Apakah pasien dengan dwarfisme dapat memiliki anak tidak dapat digeneralisasikan. Untuk pasien dengan dwarfisme, fungsi gonad yang normal pada umumnya dapat dilakukan; jika sumbu gonad tidak normal, pada umumnya tidak dapat memiliki anak.
Pada umumnya, pasien dengan dwarfisme hanya mengalami defisiensi hormon pertumbuhan tunggal, dan jika hal ini hanya memengaruhi tinggi badan dan bukan sumbu gonad, mereka dapat memiliki anak secara normal.
Beberapa pasien dengan dwarfisme rentan terhadap kelainan pada sumbu gonad, dan beberapa mungkin mengalami dwarfisme dengan fungsi gonad yang abnormal yang disebabkan oleh penghapusan kromosom.
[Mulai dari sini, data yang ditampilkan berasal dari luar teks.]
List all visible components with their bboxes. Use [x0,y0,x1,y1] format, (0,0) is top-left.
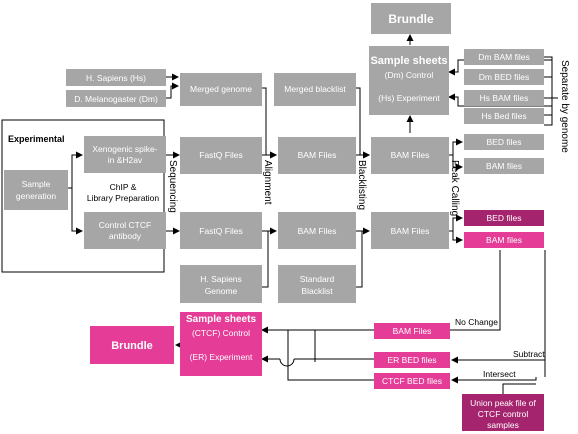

Dalam kasus ini, pasien bertubuh pendek, gonad tidak berkembang dengan baik, dan biasanya tidak mungkin memiliki anak.
Ada juga beberapa pasien dengan dwarfisme yang memiliki kelainan hipofisis spesifik yang mengakibatkan kurangnya sekresi hipofisis dari hormon-hormon yang relevan yang memengaruhi sumbu gonad, dan pasien-pasien ini juga biasanya tidak dapat memiliki anak.
Singkatnya, pasien dwarfisme dianjurkan untuk pergi ke rumah sakit biasa pada waktunya untuk meningkatkan pemeriksaan yang relevan, di bawah bimbingan dokter profesional untuk mengklarifikasi penyebab penyakit, dan secara aktif menargetkan pengobatan, agar tidak menunda kondisi tersebut.